Meski demikian sejumlah pihak yang ditemui Komnas HAM, seperti PT. Freeport Indonesia, Kementerian ESDM, Kementerian Kehutanan dan Lingkungan Hidup, serta Badan Pertanahan Nasional tidak bisa menunjukkan dokumen tersebut.
"Kami ajukan pertanyaan kepada Freeport dan pemerintah atas hak ulayat karena seharusnya pengelolaan usaha melalui proses transaksi jual beli dengan masyarakat sebagai pemilik tanah," kata Pigai.
"Kalau pernah dilakukan transaksi, di mana dan berapa nilainya."

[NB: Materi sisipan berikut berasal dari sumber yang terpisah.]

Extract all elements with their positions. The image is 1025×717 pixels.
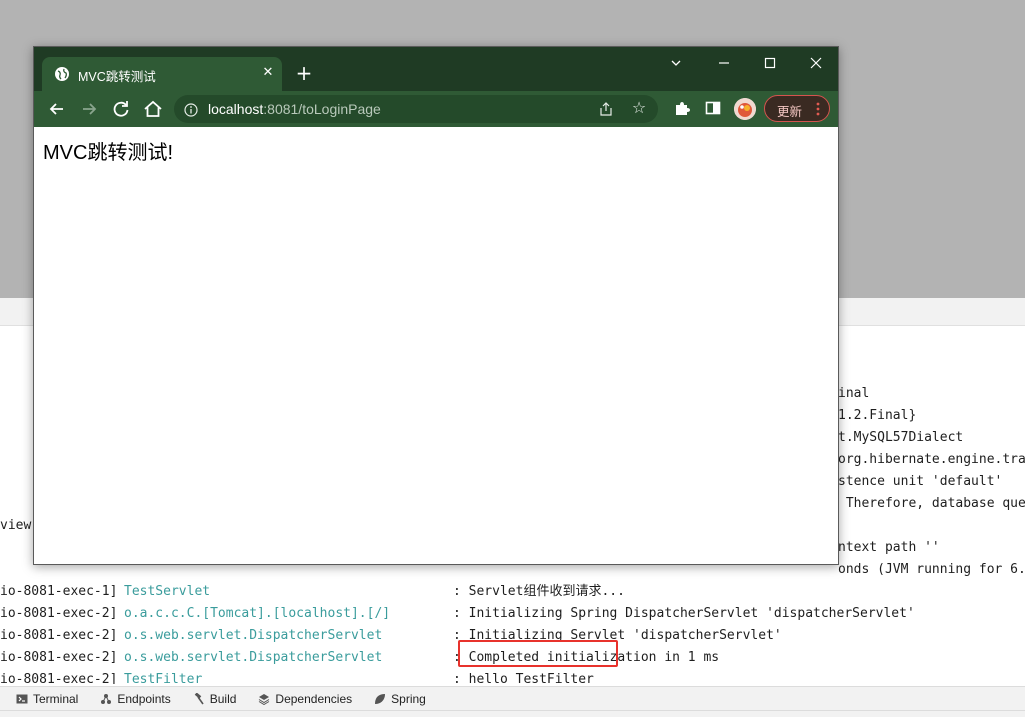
update-button[interactable]: 更新 <box>764 95 830 122</box>
console-fragment: inal <box>838 386 870 401</box>
console-fragment: t.MySQL57Dialect <box>838 430 964 445</box>
status-bar <box>0 710 1025 717</box>
log-thread: io-8081-exec-1] <box>0 584 118 599</box>
tool-tab-label: Terminal <box>33 691 79 706</box>
tool-tab-label: Spring <box>391 691 426 706</box>
log-thread: io-8081-exec-2] <box>0 650 118 665</box>
tool-window-bar: Terminal Endpoints Build Dependencies Sp… <box>0 686 1025 710</box>
info-icon[interactable] <box>184 102 198 117</box>
console-fragment: ntext path '' <box>838 540 940 555</box>
log-message: : Initializing Spring DispatcherServlet … <box>453 606 915 621</box>
annotation-highlight-box <box>458 640 618 667</box>
log-thread: io-8081-exec-2] <box>0 628 118 643</box>
tool-tab-label: Dependencies <box>275 691 353 706</box>
back-button[interactable] <box>46 98 68 120</box>
terminal-icon <box>16 693 28 705</box>
console-fragment: 1.2.Final} <box>838 408 917 423</box>
log-logger: o.s.web.servlet.DispatcherServlet <box>124 650 383 665</box>
bookmark-star-icon[interactable]: ☆ <box>630 99 648 117</box>
side-panel-icon[interactable] <box>704 99 722 117</box>
close-window-button[interactable] <box>804 53 828 73</box>
console-line: io-8081-exec-2] o.a.c.c.C.[Tomcat].[loca… <box>0 603 915 625</box>
profile-avatar[interactable] <box>734 98 756 120</box>
console-line: io-8081-exec-2] o.s.web.servlet.Dispatch… <box>0 647 719 669</box>
home-button[interactable] <box>142 98 164 120</box>
log-message: : Servlet组件收到请求... <box>453 584 625 599</box>
tool-tab-label: Build <box>209 691 237 706</box>
kebab-menu-icon[interactable] <box>815 100 821 118</box>
endpoints-icon <box>100 693 112 705</box>
tool-tab-endpoints[interactable]: Endpoints <box>100 687 171 711</box>
maximize-button[interactable] <box>758 53 782 73</box>
url-text: localhost:8081/toLoginPage <box>208 101 381 117</box>
console-fragment: onds (JVM running for 6. <box>838 562 1025 577</box>
update-label: 更新 <box>777 105 803 119</box>
leaf-icon <box>374 693 386 705</box>
log-thread: io-8081-exec-2] <box>0 672 118 684</box>
page-heading: MVC跳转测试! <box>43 142 173 164</box>
url-path: :8081/toLoginPage <box>263 101 381 117</box>
tool-tab-dependencies[interactable]: Dependencies <box>258 687 352 711</box>
layers-icon <box>258 693 270 705</box>
log-logger: o.s.web.servlet.DispatcherServlet <box>124 628 383 643</box>
log-logger: TestServlet <box>124 584 211 599</box>
tool-tab-terminal[interactable]: Terminal <box>16 687 78 711</box>
console-line: io-8081-exec-2] TestFilter : hello TestF… <box>0 669 594 684</box>
tool-tab-spring[interactable]: Spring <box>374 687 426 711</box>
console-line: io-8081-exec-1] TestServlet : Servlet组件收… <box>0 581 625 603</box>
address-bar[interactable]: localhost:8081/toLoginPage ☆ <box>174 95 658 123</box>
log-thread: io-8081-exec-2] <box>0 606 118 621</box>
browser-titlebar: MVC跳转测试 ✕ + <box>34 47 838 91</box>
console-line: io-8081-exec-2] o.s.web.servlet.Dispatch… <box>0 625 782 647</box>
console-fragment: Therefore, database que <box>838 496 1025 511</box>
page-content: MVC跳转测试! <box>34 127 838 564</box>
close-tab-icon[interactable]: ✕ <box>259 64 277 82</box>
forward-button[interactable] <box>78 98 100 120</box>
log-message: : hello TestFilter <box>453 672 594 684</box>
hammer-icon <box>193 691 205 705</box>
reload-button[interactable] <box>110 98 132 120</box>
browser-tab[interactable]: MVC跳转测试 ✕ <box>42 57 282 91</box>
console-fragment: view <box>0 518 32 533</box>
browser-toolbar: localhost:8081/toLoginPage ☆ 更新 <box>34 91 838 127</box>
url-host: localhost <box>208 101 264 117</box>
log-logger: TestFilter <box>124 672 203 684</box>
globe-icon <box>54 66 70 82</box>
share-icon[interactable] <box>598 101 614 117</box>
log-logger: o.a.c.c.C.[Tomcat].[localhost].[/] <box>124 606 391 621</box>
console-fragment: stence unit 'default' <box>838 474 1003 489</box>
tab-title: MVC跳转测试 <box>78 70 156 84</box>
tool-tab-label: Endpoints <box>117 691 171 706</box>
tab-search-icon[interactable] <box>666 53 686 73</box>
new-tab-button[interactable]: + <box>292 61 316 85</box>
extensions-puzzle-icon[interactable] <box>672 98 692 118</box>
tool-tab-build[interactable]: Build <box>193 687 237 711</box>
browser-window: MVC跳转测试 ✕ + localhost:8081/toLoginPage ☆… <box>33 46 839 565</box>
minimize-button[interactable] <box>712 53 736 73</box>
console-fragment: org.hibernate.engine.tra <box>838 452 1025 467</box>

"Antara siapa dengan siapa dan mana akta notarisnya. Sebab wilayah Amungsa (tanah milik suka Amungme) itu bukan tanah tak bertuan tapi tanah hunian," ucapnya.
Pigai menjelaskan, tindakan perampasan sumber daya milik masyarakat adat bertentangan dengan ketentuan Pasal 18B ayat (1), pasal 28I ayat (3) UUD 1945 jo. Pasal 6 ayat (2) UU no. 39 tahun 1999 tentang HAM dan Peraturan Daerah Khusus Provinsi Papua Nomor 23 tahun 2008 tentang Hak Ulayat Masyarakat Hukum Adat dan Hak Perorangan Warga Masyarakat Hukum Adat Atas Tanah.
Selain itu perampasan tanah juga dinilai melanggar pasal 1 dan pasal 5 Deklarasi HAM PBB tentang Hak Penduduk Asli (Indigenous People).
Dari hasil penyelidikan, lanjut Pigai, Komnas HAM merekomendasikan PT Freeport Indonesia untuk menyelesaikan tuntutan ganti rugi tanah kepada suku Amungme sebagai bagian penghormatan hak ulayat masyarakat adat.